用意した「差し入れ」をもう一度確認し、財布の中身を確認する。お小遣いは昨日下ろしてきたばかり。鏡を見て髪を整える。やっぱり切ってくればよかったな……と思いながら、夫がくれた、ハムスターの飾りがついたヘアピンで前髪を留めた。準備万端だ。
「せんせー、準備できたよ! 先生は?」
「おれもできたよ」
と、夫、南條成市郎の声。南條はリュックを背負い、巽の背中をそっと押した。
「じゃあ行こう、巽くん」
二人は顔を見合わせて、うなずきあった。
そして南條夫妻は、繁華街三宮にある大型新刊書店を目指したのだ。
本が並ぶ空間を抜けたところに、作家、坂木倫太郎(さかきりんたろう)のサイン会会場がつくられていた。整理券をもらい、二列に並ぶファンの人々。みんな手に、新刊の『永遠に向日葵を』を持っている。新刊を買うことがサインをしてもらう条件で、巽も先ほど夫といっしょにゲットしてきたばかりだ。

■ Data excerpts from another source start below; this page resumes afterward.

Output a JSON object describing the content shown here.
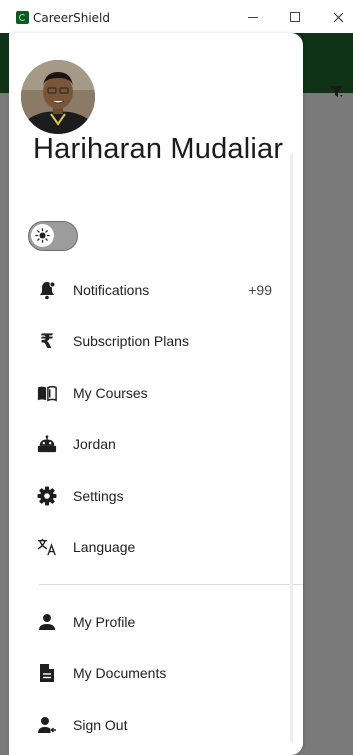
{
  "window": {
    "title": "CareerShield"
  },
  "user": {
    "name": "Hariharan Mudaliar"
  },
  "theme_toggle": {
    "icon": "sun-icon",
    "state": "off"
  },
  "menu": {
    "items": [
      {
        "label": "Notifications",
        "icon": "notification-bell-icon",
        "badge": "+99"
      },
      {
        "label": "Subscription Plans",
        "icon": "rupee-icon"
      },
      {
        "label": "My Courses",
        "icon": "book-icon"
      },
      {
        "label": "Jordan",
        "icon": "robot-icon"
      },
      {
        "label": "Settings",
        "icon": "gear-icon"
      },
      {
        "label": "Language",
        "icon": "translate-icon"
      }
    ],
    "account_items": [
      {
        "label": "My Profile",
        "icon": "person-icon"
      },
      {
        "label": "My Documents",
        "icon": "document-icon"
      },
      {
        "label": "Sign Out",
        "icon": "sign-out-icon"
      }
    ]
  },
  "colors": {
    "header": "#1f6b2e",
    "scrim": "rgba(0,0,0,0.52)",
    "icon": "#1f1f1f"
  }
}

ものすごい行列の最後尾に並び、巽のそわそわが加速する。
「すごく並んでるね、先生。サインもらえるかなあ」
「確かにものすごく並んでるな。でも整理券をもらったし、たぶん大丈夫だとは思うが……」
巽はファン層を観察してみる。中高年の男性が多い。硬派な文体と作風が受けるのかもしれない。だが、女性もけっこういる。巽はこそっと夫に囁いた。
「この前映画化された『天使の側近』、女性にものすごく人気だったんだって。本もベストセラーなんだよ。おれも、坂木先生には珍しいロマンチックな作風で夢中になっちゃった。坂木先生、新境地かなぁ?」
「そうだな。おれも読みながら、巽くんに恋したときのときめきを思い出したよ。今も可愛くてときめくけどな」
「せ、先生ったら〜!」
こっそりいちゃつく南條夫妻である。笑いあっていたら、ふと、「秘書さん、今日はいるかなぁ?」と話し合っている女性たちの声が聞こえてきた。
いちゃいちゃしつつも観察を終えた巽は、バッグの中をもう一度点検する。
「差し入れ……ちゃんと入ってるよね……」
「お、巽くん。列、動いたぞ」
最前列から、きゃーっと女性たちの歓声があがった。巽は期待と緊張のあまり胸を押さえて、深呼吸をひとつ。
「おれ、坂木先生のお顔、知らない。どんな方なのかな?」
「お会いするのが楽しみだな」
そんなことを話し合いつつ、二人の順番がやってきた。